First published by Reaction
Michael Palin may have come to prominence as a comedian. He has certainly had a good go at being a reasonably serious actor. It is however as a traveller and explorer that perhaps we have come to know him best in more recent times. He has travelled the world for us, bringing to our screens places we are only dimly aware of. As befits a Fellow and former President of the Royal Geographical Society he is constantly looking for new things to see and discover. In many ways Michael Palin’s presence is often enough to draw our attention to whatever he is showing us but in telling the story of HMS Erebus he has found riveting and moving material.
In May 1845 HMS Erebus was sent by the Admiralty in London, in company with another ship, to discover a route through the high Arctic – what we would now call the North West Passage. She was an old ship from a much-diminished Royal Navy. Her mission was in part to show that Britain and its Navy could still do some exploring and still do some discovery. Instead, after doing some exploring and some discovery, she foundered and sank. It would be 170 years before she was discovered. By then, of course, Global Warming had started to open up the fabled North-West Passage.
This is the story of this ill-fated ship and her crew, and Michael Palin brings a mixture of lightness of touch in his narrative allied to a commanding control of the facts. It is a documentary in book form with the pace of a thriller. He not relieve the main players from a rigorous interrogation of their strengths and weaknesses, from Sir John Franklin the ship’s commander to all the other characters involved.

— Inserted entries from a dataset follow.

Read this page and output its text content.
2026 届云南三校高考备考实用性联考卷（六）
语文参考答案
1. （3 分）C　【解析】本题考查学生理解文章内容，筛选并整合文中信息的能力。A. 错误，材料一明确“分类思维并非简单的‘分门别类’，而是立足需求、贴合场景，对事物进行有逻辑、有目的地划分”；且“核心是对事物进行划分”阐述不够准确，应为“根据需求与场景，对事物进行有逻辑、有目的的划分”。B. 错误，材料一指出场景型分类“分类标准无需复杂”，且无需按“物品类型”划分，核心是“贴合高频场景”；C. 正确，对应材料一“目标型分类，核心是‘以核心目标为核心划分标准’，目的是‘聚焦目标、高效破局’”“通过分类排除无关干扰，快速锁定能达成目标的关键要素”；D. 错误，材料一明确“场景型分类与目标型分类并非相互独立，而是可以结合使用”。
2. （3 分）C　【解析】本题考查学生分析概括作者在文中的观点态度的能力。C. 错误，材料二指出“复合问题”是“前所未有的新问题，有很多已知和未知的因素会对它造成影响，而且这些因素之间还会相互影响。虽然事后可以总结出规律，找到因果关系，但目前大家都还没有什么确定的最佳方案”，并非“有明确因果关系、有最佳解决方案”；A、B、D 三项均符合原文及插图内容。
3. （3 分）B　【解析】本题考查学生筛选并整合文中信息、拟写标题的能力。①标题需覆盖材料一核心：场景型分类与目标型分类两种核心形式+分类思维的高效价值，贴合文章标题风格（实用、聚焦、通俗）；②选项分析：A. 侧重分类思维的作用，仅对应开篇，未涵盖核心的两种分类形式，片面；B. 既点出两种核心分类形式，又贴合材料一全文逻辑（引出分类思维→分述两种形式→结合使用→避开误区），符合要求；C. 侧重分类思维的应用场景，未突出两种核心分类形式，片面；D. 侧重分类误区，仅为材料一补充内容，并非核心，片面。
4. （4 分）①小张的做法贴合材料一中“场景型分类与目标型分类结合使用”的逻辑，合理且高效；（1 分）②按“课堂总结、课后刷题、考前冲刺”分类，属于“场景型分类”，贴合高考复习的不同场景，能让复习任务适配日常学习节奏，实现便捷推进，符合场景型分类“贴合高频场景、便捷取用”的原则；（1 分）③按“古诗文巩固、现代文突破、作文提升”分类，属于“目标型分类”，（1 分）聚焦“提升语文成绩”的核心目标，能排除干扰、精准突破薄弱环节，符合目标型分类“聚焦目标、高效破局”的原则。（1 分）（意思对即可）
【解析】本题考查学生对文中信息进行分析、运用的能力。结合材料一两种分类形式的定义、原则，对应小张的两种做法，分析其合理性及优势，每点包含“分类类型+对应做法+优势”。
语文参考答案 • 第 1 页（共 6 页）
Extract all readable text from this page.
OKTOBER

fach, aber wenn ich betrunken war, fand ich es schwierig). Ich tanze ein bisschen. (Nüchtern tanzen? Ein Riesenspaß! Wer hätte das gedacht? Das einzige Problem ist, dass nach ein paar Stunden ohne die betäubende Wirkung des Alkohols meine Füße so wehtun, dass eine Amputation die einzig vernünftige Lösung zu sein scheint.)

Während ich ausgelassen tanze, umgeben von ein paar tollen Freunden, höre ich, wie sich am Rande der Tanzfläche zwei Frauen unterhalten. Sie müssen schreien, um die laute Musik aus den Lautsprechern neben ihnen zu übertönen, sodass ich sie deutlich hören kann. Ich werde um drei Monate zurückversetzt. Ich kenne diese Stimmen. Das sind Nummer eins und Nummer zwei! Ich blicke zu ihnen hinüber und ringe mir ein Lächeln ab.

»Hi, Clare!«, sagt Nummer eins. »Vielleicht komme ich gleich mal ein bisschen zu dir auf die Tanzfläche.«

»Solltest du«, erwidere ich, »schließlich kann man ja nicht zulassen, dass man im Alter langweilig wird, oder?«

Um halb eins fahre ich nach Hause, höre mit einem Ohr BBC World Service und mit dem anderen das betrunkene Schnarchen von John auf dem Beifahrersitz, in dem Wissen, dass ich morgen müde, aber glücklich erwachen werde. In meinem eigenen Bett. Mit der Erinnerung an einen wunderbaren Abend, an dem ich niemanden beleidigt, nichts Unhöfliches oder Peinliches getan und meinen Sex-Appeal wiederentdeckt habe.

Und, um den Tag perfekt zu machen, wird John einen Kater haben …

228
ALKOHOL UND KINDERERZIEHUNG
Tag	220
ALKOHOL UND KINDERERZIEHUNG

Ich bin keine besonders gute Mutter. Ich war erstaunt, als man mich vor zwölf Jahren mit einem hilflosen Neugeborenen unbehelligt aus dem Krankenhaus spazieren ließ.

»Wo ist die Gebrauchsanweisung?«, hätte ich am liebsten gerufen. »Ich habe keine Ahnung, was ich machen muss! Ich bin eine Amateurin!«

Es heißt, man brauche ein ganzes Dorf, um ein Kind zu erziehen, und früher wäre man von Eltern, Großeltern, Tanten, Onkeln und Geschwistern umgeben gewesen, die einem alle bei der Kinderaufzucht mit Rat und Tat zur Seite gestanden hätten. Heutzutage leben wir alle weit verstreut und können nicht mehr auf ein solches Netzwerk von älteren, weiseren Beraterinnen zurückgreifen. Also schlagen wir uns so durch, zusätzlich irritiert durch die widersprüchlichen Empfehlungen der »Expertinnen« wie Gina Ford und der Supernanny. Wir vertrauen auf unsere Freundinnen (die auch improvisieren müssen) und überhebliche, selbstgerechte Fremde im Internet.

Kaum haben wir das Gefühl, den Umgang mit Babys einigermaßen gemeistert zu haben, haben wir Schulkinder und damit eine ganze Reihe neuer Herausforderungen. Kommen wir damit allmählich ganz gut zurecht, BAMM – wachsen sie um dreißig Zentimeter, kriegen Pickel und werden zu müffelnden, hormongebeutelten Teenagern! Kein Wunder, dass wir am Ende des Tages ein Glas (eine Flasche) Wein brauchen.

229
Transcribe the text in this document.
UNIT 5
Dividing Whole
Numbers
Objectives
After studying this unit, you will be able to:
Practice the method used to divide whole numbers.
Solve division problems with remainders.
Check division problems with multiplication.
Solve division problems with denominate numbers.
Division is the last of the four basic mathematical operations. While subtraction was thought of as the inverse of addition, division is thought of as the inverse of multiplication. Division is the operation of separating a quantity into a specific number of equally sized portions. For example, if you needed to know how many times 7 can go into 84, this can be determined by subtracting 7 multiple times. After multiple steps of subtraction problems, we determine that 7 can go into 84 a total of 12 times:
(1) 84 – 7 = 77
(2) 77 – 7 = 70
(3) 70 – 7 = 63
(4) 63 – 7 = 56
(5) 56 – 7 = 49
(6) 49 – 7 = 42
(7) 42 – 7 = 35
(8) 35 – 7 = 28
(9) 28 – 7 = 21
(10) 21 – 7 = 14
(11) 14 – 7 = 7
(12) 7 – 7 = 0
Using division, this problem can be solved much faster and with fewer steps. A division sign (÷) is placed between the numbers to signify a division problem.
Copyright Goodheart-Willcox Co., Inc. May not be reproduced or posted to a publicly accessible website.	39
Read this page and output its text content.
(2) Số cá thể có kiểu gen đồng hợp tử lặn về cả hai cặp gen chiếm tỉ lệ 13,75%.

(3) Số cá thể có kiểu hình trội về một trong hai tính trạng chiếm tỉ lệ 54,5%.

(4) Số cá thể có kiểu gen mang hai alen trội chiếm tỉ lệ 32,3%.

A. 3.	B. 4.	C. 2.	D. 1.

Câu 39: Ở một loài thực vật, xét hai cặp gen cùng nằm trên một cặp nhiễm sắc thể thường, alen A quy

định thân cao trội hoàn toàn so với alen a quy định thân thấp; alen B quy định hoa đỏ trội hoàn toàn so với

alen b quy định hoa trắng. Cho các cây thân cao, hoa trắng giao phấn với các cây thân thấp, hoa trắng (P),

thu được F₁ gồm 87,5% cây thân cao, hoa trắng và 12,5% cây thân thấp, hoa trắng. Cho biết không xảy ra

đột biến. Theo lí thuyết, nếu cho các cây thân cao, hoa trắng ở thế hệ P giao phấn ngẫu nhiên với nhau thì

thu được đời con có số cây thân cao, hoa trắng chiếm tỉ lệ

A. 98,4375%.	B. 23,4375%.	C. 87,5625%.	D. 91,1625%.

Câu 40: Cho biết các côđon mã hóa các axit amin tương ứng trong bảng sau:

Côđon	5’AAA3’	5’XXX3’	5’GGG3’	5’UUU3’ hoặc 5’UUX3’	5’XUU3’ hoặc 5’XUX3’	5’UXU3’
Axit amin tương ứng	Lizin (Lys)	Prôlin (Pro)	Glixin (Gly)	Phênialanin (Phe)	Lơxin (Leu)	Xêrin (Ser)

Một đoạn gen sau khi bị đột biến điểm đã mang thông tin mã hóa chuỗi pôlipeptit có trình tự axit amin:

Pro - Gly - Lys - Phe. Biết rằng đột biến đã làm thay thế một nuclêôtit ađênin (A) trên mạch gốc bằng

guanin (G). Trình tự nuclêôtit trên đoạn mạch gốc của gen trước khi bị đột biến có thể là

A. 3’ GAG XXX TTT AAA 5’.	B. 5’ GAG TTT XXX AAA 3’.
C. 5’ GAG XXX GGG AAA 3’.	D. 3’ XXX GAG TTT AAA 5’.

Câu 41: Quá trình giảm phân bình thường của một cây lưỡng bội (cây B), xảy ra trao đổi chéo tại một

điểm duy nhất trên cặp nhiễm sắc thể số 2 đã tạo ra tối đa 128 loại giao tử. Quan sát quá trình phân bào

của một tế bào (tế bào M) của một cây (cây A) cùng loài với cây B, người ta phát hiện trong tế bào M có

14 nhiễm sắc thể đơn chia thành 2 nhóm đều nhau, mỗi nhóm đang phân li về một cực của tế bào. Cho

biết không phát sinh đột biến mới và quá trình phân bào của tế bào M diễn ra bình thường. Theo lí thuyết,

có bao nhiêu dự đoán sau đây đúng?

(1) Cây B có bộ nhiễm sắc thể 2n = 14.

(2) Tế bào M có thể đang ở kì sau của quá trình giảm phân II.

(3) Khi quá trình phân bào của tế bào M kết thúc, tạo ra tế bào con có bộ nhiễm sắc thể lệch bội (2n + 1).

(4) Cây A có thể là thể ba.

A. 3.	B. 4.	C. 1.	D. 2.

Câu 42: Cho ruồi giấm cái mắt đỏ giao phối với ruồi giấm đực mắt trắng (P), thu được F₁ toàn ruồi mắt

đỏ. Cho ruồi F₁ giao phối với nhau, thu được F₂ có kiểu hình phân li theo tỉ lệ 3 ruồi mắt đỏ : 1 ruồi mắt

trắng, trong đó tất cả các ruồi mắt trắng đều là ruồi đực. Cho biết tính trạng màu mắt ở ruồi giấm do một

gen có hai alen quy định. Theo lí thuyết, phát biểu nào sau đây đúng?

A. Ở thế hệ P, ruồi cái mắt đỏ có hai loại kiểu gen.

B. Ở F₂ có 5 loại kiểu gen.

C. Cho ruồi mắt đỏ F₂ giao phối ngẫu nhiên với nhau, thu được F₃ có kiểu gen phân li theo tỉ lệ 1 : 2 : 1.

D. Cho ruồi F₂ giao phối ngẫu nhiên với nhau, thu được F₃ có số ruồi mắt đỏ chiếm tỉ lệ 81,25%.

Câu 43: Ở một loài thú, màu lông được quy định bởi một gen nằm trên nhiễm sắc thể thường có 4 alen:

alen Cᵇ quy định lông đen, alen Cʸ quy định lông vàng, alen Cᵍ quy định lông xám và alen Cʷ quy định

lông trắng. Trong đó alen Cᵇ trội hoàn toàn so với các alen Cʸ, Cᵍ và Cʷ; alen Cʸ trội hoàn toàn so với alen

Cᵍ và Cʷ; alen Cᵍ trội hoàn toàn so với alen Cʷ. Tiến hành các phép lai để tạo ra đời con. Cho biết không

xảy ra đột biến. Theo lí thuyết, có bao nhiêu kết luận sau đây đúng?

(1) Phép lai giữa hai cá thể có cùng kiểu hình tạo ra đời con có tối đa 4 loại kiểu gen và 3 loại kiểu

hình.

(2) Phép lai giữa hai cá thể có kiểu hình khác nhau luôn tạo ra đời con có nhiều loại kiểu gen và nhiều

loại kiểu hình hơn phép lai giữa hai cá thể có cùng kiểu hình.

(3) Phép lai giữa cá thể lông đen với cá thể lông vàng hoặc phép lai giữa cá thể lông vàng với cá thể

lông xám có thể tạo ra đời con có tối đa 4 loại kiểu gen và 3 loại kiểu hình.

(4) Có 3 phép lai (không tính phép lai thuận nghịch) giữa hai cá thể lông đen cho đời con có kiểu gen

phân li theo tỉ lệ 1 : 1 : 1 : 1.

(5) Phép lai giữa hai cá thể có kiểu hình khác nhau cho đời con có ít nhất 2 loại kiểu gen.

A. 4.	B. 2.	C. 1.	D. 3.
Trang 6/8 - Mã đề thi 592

Palin spends a fair amount of the time telling us the history of HMS Erebus prior to her last expedition. She was built as a ‘Bomb Ship’ – a kind of floating platform from which to attack the coastal defences of North American rebels. After these duties she was dispatched for scientific and exploring work in the South Atlantic. Using letters and diaries Palin tells these stories and illuminates the personalities involved in a vivid and compelling way. It is heart breaking to read of scientists shooting the wildlife they come across so they can add specimens to their collection. It is not helpful to judge our forebears by our standards but the casual massacring of animals and wildlife is revolting.
The second half of the book describes Erebus’ last journey, her exploration and work, her destruction and the long and ultimately fruitless search for her remains – a poignant end.